Nissan franchit une étape supplémentaire avec un système permettant de savoir ce qui se passe dans votre cerveau pendant la conduite. Une sorte de casque de vélo (relativement encombrant) – en fait, un encéphalographe – enregistre les ondes du cerveau et cartographie les zones activées. Des algorithmes permettent de signaler à l’ordinateur du véhicule que le conducteur va tourner ou freiner quelques millisecondes avant la manœuvre.

Nissan propose d’utiliser ce très court temps d’avance pour faciliter l’action à venir (en anticipant un mouvement du volant ou une action sur les freins). Le système qui repère aussi les moments d’inconfort du conducteur anticiperait, selon le constructeur, les situations critiques pour améliorer la sécurité.

Tracteurs et magasins mobiles

Les utilitaires ne sont pas oubliés comme le prouce ce e-Palette Concept de Toyota, une sorte de camionnette-magasin entièrement électrique, autonome, connectée et multi-usages. / RICK WILKING / REUTERS

Robotisation et autonomisation des automobiles suscitent la créativité des constructeurs pour inventer de nouveaux véhicules, en particulier adaptés à l’univers du travail. On peut citer le robot de Honda, 3D Empower, tout terrain et autonome, qui aidera à porter des charges à la demande.

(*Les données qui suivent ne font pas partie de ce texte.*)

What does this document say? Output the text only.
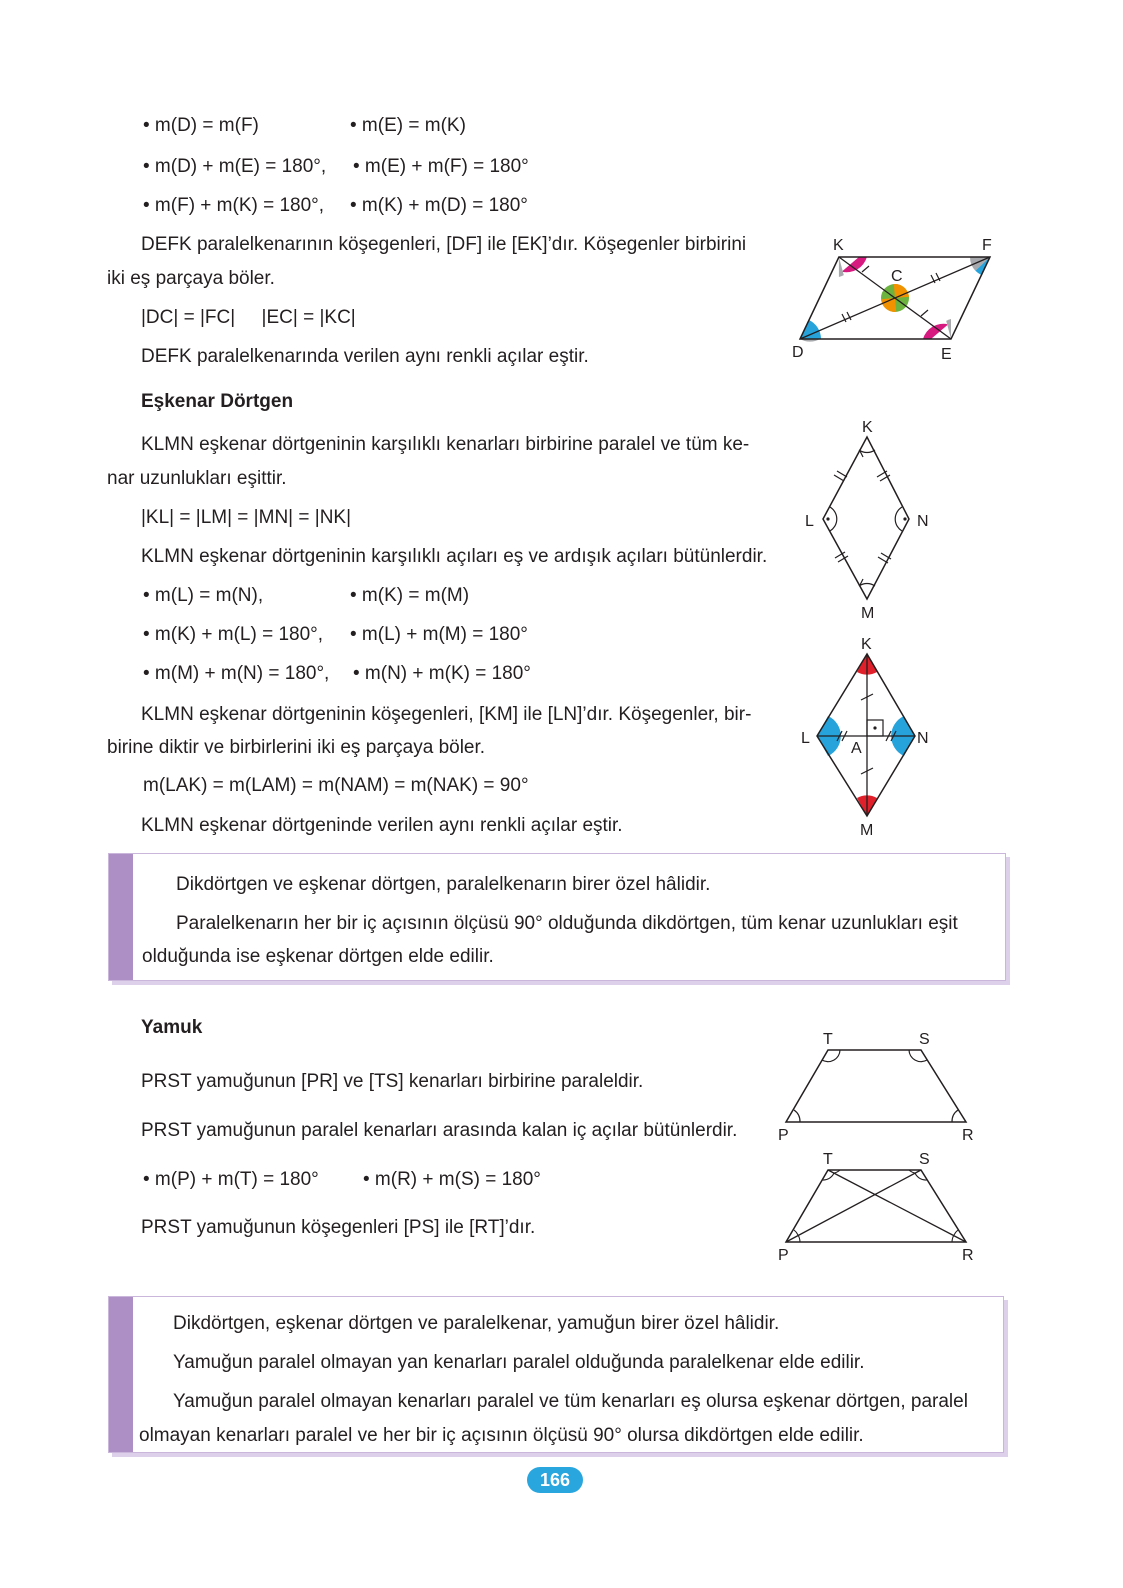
• m(D) = m(F)	• m(E) = m(K)
• m(D) + m(E) = 180°, • m(E) + m(F) = 180°
• m(F) + m(K) = 180°, • m(K) + m(D) = 180°
DEFK paralelkenarının köşegenleri, [DF] ile [EK]’dır. Köşegenler birbirini
iki eş parçaya böler.
|DC| = |FC|     |EC| = |KC|
DEFK paralelkenarında verilen aynı renkli açılar eştir.
K	F
C
D	E
Eşkenar Dörtgen
KLMN eşkenar dörtgeninin karşılıklı kenarları birbirine paralel ve tüm ke-
nar uzunlukları eşittir.
|KL| = |LM| = |MN| = |NK|
KLMN eşkenar dörtgeninin karşılıklı açıları eş ve ardışık açıları bütünlerdir.
• m(L) = m(N),	• m(K) = m(M)
• m(K) + m(L) = 180°, • m(L) + m(M) = 180°
• m(M) + m(N) = 180°, • m(N) + m(K) = 180°
KLMN eşkenar dörtgeninin köşegenleri, [KM] ile [LN]’dır. Köşegenler, bir-
birine diktir ve birbirlerini iki eş parçaya böler.
m(LAK) = m(LAM) = m(NAM) = m(NAK) = 90°
KLMN eşkenar dörtgeninde verilen aynı renkli açılar eştir.
K
L	N
M
K
L	N
A
M
Dikdörtgen ve eşkenar dörtgen, paralelkenarın birer özel hâlidir.
Paralelkenarın her bir iç açısının ölçüsü 90° olduğunda dikdörtgen, tüm kenar uzunlukları eşit
olduğunda ise eşkenar dörtgen elde edilir.
Yamuk
PRST yamuğunun [PR] ve [TS] kenarları birbirine paraleldir.
PRST yamuğunun paralel kenarları arasında kalan iç açılar bütünlerdir.
• m(P) + m(T) = 180° • m(R) + m(S) = 180°
PRST yamuğunun köşegenleri [PS] ile [RT]’dır.
T	S
P	R
T	S
P	R
Dikdörtgen, eşkenar dörtgen ve paralelkenar, yamuğun birer özel hâlidir.
Yamuğun paralel olmayan yan kenarları paralel olduğunda paralelkenar elde edilir.
Yamuğun paralel olmayan kenarları paralel ve tüm kenarları eş olursa eşkenar dörtgen, paralel
olmayan kenarları paralel ve her bir iç açısının ölçüsü 90° olursa dikdörtgen elde edilir.
166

Plus surprenant encore est le e-Palette Concept de Toyota, une sorte de camionnette-magasin entièrement électrique, autonome et connectée. L’engin est aménageable au gré des besoins (livraison de colis, transport à la demande, commerce en ligne itinérant). La souplesse d’utilisation permet de le partager entre plusieurs entreprises, et ce même si lesdites sociétés ont des activités et des besoins très différents.

Six sociétés se sont associées à Toyota pour concevoir et promouvoir ce nouveau concept de mobilité commerciale : Uber, Didi, Pizza Hut, Amazon et Mazda.